Tunbridge Wells pressure group TW No to Gatwick was formed last month in response to an ‘uprising’ of people complaining about the recent surge in ‘intolerable’ aircraft noise.
And last Sunday, Communities Against Gatwick Noise Emissions released a short film highlighting the plight of residents, businesses and communities beneath the flight paths.
Chairman Sally Pavey said: “We launched the film to raise the issue that communities are being blighted by concentrated flight paths, and that if this is what we’re suffering now there’s no way Gatwick should get a second runway.
“The 15 per cent increase in complaints proves what people are saying about sleep deprivation being a major issue for them.
“We would go as far to ask if actual calculations have been done on the cost to people’s health.
“Sleep deprivation is a form of torture, constant noise is used in warfare.

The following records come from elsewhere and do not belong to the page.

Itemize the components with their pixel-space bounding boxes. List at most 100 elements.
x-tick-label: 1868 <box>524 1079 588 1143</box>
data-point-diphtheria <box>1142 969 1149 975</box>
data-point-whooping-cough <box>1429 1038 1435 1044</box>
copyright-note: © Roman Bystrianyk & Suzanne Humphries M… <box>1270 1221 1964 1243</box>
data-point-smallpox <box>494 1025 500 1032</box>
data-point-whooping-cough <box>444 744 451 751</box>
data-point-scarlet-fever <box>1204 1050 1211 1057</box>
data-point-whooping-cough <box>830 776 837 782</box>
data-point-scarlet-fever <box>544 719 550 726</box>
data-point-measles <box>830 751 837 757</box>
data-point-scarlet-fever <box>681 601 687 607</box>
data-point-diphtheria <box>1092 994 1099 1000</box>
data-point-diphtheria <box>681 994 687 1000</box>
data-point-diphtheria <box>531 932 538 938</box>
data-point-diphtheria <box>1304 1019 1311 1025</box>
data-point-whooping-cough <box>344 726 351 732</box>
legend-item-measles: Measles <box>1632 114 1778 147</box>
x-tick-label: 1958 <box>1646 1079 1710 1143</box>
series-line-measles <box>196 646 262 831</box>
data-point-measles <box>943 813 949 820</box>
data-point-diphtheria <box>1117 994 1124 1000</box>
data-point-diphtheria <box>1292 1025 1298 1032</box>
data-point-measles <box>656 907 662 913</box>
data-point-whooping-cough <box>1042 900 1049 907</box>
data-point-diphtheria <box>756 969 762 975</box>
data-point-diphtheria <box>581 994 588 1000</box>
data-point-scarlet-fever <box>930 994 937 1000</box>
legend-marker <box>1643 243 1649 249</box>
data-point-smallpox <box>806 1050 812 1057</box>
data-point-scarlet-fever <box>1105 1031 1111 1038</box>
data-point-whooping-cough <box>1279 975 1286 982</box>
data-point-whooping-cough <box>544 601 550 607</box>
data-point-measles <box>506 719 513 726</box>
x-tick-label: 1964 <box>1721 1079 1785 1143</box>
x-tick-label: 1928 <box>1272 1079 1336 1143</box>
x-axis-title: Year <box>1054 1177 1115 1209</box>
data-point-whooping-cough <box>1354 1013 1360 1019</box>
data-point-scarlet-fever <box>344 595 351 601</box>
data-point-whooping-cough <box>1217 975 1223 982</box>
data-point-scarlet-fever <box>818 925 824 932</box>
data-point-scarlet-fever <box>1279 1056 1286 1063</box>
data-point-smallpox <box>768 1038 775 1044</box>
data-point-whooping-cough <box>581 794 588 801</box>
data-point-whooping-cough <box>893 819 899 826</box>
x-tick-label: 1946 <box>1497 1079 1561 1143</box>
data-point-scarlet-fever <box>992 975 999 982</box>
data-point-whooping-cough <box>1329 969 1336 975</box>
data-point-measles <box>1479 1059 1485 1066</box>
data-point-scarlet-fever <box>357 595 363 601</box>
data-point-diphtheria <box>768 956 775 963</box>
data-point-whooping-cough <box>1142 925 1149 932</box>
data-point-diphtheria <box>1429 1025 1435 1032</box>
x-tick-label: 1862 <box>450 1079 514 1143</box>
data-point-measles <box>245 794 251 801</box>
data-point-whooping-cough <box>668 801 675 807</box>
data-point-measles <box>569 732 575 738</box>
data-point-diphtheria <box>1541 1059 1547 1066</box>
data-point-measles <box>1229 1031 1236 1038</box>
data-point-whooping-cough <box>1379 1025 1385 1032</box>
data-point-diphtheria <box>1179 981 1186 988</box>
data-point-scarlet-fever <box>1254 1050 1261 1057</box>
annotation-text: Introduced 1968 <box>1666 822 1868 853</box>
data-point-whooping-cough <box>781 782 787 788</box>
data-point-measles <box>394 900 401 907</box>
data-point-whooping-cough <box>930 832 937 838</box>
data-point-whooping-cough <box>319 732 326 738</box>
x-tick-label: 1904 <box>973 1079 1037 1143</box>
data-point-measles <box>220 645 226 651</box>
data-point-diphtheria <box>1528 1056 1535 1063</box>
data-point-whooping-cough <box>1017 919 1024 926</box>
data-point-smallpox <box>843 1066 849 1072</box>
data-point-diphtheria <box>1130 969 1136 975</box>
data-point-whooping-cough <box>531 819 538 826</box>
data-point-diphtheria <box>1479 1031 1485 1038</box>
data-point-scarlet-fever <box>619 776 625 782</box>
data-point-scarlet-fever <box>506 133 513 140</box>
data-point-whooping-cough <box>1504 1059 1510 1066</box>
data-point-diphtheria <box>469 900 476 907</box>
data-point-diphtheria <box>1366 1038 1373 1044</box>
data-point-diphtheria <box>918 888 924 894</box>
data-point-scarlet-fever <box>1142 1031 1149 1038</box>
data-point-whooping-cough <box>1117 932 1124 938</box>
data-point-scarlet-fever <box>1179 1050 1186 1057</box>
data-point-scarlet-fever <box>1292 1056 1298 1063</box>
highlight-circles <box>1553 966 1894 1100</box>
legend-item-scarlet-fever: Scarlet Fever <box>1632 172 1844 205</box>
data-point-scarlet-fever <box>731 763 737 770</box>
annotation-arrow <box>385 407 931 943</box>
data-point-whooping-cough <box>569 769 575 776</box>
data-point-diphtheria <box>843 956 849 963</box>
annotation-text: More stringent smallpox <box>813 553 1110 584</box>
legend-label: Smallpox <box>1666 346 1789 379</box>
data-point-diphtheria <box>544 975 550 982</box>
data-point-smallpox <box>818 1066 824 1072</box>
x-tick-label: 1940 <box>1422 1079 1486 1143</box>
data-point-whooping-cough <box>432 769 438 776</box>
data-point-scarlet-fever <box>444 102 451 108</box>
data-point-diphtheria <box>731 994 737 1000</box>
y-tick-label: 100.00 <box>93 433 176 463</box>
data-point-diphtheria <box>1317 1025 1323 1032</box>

But the government has simply not done any research into the long-term effects.”
Claudia Williamson, a nutritional therapist based in Tunbridge Wells said: “Broken sleep is very detrimental on many levels, not just fatigue.
“Studies have shown that people who don’t sleep have more weight problems than those who sleep well.
“And if people are concerned about not being able to sleep, waiting for the planes to go overhead, that can be enough to stop them from sleeping by itself.
“It effects work performance, and could also be a health concern for people as they get older as well, as they tend to sleep less at night already.
“People have enough stress in their lives as it is.”
A Gatwick Airport spokesman said: “Gatwick recognises that aircraft noise has an impact on people living near the airport and will continue to do everything possible to minimise its effects.
“For example, in response to feedback from local residents, Gatwick commissioned an independent review of air traffic arriving into Gatwick. Similarly, following concerns from the local community, we are working toward implementing a redesigned of the westerly departure flight path that takes aircraft close to Redhill and Reigate.
“The increase in people affected has been influenced by an increase in aircraft movements, a change in the fleet mix from planes with propellers to small jets, and an increase in population due to Gatwick’s immigration centre being included in the numbers.”